My wife watched a video tape on it, and she hated it. The picture is just too muddy on the big screen, specially after watching HDTV. Cable TV is now bearable, DVDs acceptable, on the same footing as Standard definition (SD) broadcasts.
Dark secret of HDTV watching: Digital broadcasts are SD most of the day, typically each network only sends out 2-3 hours worth of true HD program per day, around prime-time (7-9 Central), plus Jay Leno at night. And each network even drops to SD for some programs, and back to HD etc... So unless you're totally indiscriminate on what you're watching, or addicted to PBS (they do broadcast HDTV 24/24, but re-run a lot the same albeit nicely done travelogues), there is almost no real way to spend an evening watching all-HDTV - except, you guessed it, Monday Night Football.

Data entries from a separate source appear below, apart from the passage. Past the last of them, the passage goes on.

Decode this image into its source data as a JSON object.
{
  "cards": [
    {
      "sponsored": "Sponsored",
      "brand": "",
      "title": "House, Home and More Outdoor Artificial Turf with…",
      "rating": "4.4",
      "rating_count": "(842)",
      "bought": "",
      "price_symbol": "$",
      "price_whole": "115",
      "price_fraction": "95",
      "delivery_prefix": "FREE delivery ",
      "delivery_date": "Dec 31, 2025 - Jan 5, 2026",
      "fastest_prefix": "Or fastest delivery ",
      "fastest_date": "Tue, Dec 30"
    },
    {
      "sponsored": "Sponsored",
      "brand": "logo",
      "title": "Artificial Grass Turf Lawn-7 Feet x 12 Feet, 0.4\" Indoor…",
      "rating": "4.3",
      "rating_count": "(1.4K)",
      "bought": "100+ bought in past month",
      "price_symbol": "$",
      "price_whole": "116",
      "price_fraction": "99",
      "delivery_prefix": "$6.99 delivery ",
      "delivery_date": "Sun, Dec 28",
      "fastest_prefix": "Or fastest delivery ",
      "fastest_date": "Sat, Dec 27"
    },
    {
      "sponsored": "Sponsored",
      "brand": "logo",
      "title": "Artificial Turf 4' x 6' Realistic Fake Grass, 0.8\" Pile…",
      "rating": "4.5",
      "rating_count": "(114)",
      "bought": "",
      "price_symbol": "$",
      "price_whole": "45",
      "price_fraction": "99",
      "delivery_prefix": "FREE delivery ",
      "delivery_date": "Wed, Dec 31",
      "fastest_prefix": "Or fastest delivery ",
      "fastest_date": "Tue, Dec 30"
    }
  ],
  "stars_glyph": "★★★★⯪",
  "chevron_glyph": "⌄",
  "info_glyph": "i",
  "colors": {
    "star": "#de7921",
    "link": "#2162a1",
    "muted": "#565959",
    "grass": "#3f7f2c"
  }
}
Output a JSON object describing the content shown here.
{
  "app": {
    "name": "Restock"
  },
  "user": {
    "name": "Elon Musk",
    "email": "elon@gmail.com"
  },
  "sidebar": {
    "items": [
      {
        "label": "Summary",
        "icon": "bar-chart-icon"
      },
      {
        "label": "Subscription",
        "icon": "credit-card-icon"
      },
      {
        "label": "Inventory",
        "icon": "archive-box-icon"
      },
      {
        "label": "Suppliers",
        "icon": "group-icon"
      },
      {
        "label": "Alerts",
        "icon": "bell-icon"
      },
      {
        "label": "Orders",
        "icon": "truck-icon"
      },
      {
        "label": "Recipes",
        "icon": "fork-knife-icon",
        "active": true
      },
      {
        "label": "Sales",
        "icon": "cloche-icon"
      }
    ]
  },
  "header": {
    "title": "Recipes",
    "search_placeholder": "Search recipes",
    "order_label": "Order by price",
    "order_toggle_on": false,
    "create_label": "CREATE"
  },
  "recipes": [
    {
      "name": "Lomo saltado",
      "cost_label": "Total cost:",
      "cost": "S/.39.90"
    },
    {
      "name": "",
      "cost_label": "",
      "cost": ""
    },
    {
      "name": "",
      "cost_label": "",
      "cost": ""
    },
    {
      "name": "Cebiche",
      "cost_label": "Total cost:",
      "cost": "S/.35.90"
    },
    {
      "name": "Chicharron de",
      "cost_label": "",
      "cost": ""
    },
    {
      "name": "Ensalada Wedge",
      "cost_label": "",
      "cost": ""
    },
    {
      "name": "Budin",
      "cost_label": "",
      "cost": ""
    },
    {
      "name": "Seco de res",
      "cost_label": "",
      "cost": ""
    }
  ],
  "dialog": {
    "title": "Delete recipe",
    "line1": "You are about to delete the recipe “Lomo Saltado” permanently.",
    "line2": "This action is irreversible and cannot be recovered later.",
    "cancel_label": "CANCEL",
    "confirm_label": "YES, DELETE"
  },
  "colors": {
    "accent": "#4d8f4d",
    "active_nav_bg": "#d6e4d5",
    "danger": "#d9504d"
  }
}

Second secret: the QAM-capable tuner pulls in all the local HD channels available on cable (only 3 out of 6 on TWC San Antonio), but the picture or sound is no better than from a good antenna. Figures, digital is digital. And most digital TV programming is scrambled, so you do get all standard cable analog channels, plus the 3 local HDTV channels (may vary per your city and provider), and that's about it.
It would be too long to list the features, you can see them at rcascenium.com. Everything they say is true and it works perfectly.